Most of the members of the New England group said MRI was their first choice for women with dense breasts and a high risk of cancer, citing research on its utility among high-risk women in general. And despite the lack of direct evidence that it saves lives, the American Cancer Society recommends it be added to mammography for women at very high risk of breast cancer, including women who carry certain genetic mutations. That group says there’s not enough evidence to say whether women who are moderate risk or who have dense breasts should get the test, and it recommends against its use in low-risk women.

Tomosynthesis is basically a souped-up mammogram; it uses the same X-rays to generate multiple images. It’s sometimes called a 3-D mammogram. And unlike the other technologies, it’s being suggested for use in all women, says Dr. Janie Lee, associate professor of radiology at the University of Washington and director of breast imaging at the Seattle Cancer Care Alliance. (Lee was one of the authors of the New England group’s technology assessment but not a voting member.) It can be used along with a separate 2-D digital mammogram or a virtual 2-D image digital mammogram image can be derived from the 3-D one. (Using the latter technique keeps the radiation dose comparable to a standard digital mammogram.)

Studies suggest that tomosynthesis may improve the cancer detection rate, lower the proportion of women who are called back for follow-up tests, or both, says Monsees, which makes it attractive when performed with the method that produces the lower radiation dose. But it likely won’t significantly improve the callback rate in experienced radiologists who already have low recall rates, says Brawley.

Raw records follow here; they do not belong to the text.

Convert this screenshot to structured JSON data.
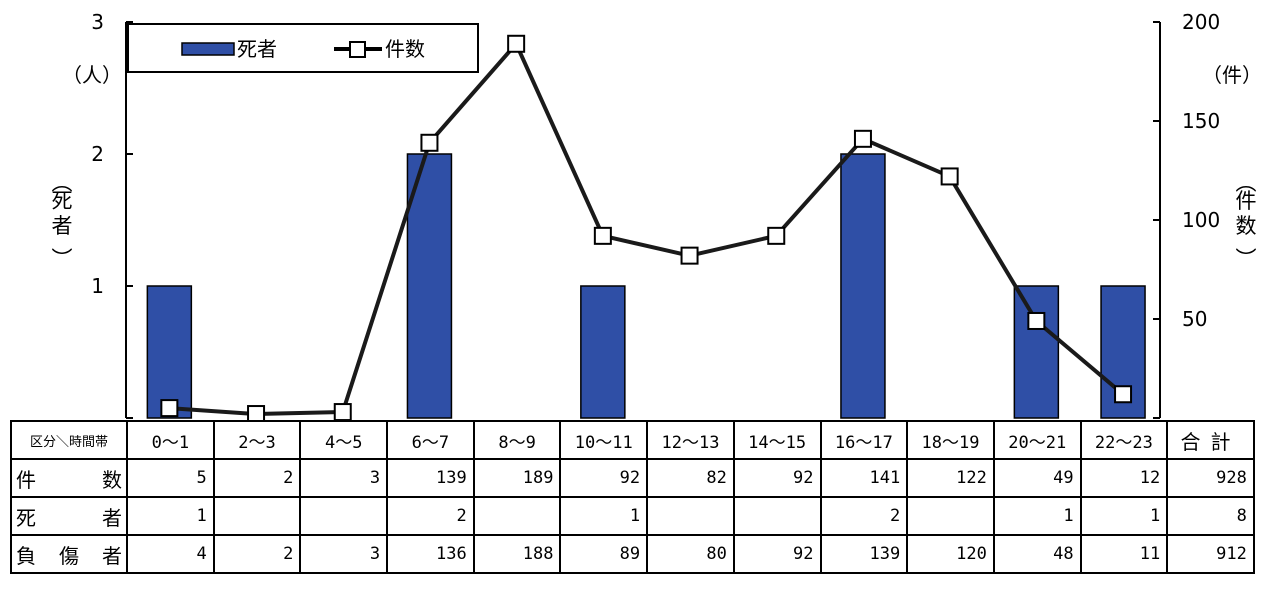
{
  "chart_data": {
    "type": "bar+line",
    "categories": [
      "0～1",
      "2～3",
      "4～5",
      "6～7",
      "8～9",
      "10～11",
      "12～13",
      "14～15",
      "16～17",
      "18～19",
      "20～21",
      "22～23"
    ],
    "series": [
      {
        "name": "死者",
        "type": "bar",
        "axis": "left",
        "color": "#2f4fa6",
        "values": [
          1,
          0,
          0,
          2,
          0,
          1,
          0,
          0,
          2,
          0,
          1,
          1
        ]
      },
      {
        "name": "件数",
        "type": "line",
        "axis": "right",
        "color": "#1a1a1a",
        "marker": "open-square",
        "values": [
          5,
          2,
          3,
          139,
          189,
          92,
          82,
          92,
          141,
          122,
          49,
          12
        ]
      }
    ],
    "left_axis": {
      "label": "死者",
      "unit": "（人）",
      "ylim": [
        0,
        3
      ],
      "ticks": [
        "1",
        "2",
        "3"
      ]
    },
    "right_axis": {
      "label": "件数",
      "unit": "（件）",
      "ylim": [
        0,
        200
      ],
      "ticks": [
        "50",
        "100",
        "150",
        "200"
      ]
    },
    "legend": {
      "position": "top-left"
    },
    "grid": false
  },
  "table": {
    "corner": "区分＼時間帯",
    "total_label": "合計",
    "rows": [
      {
        "label": "件数",
        "values": [
          "5",
          "2",
          "3",
          "139",
          "189",
          "92",
          "82",
          "92",
          "141",
          "122",
          "49",
          "12"
        ],
        "total": "928"
      },
      {
        "label": "死者",
        "values": [
          "1",
          "",
          "",
          "2",
          "",
          "1",
          "",
          "",
          "2",
          "",
          "1",
          "1"
        ],
        "total": "8"
      },
      {
        "label": "負傷者",
        "values": [
          "4",
          "2",
          "3",
          "136",
          "188",
          "89",
          "80",
          "92",
          "139",
          "120",
          "48",
          "11"
        ],
        "total": "912"
      }
    ]
  }
}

Molecular breast imaging involves injecting a radioactive tracer that circulates through the body and is attracted to cancer. Research suggests that it can pick up more tumors in women with dense breasts, and it’s cheaper than MRI. But the doses of radiation administered are generally larger than with mammography, notes Monticciolo. And while mammography exposes just the breast to radiation, MBI exposes other organs such as the GI tract. That means that at this point, says Lee, it’s more of a candidate for head-to-head studies against MRI for women with dense breasts who are also at high risk of the disease because of other factors.

Researchers are pushing ahead to see if screening methods can be more tailored to an individual woman’s risk. So far, though, there’s no proven ideal option — which means the best course of action is to know your risk, and talk to your physician about your options.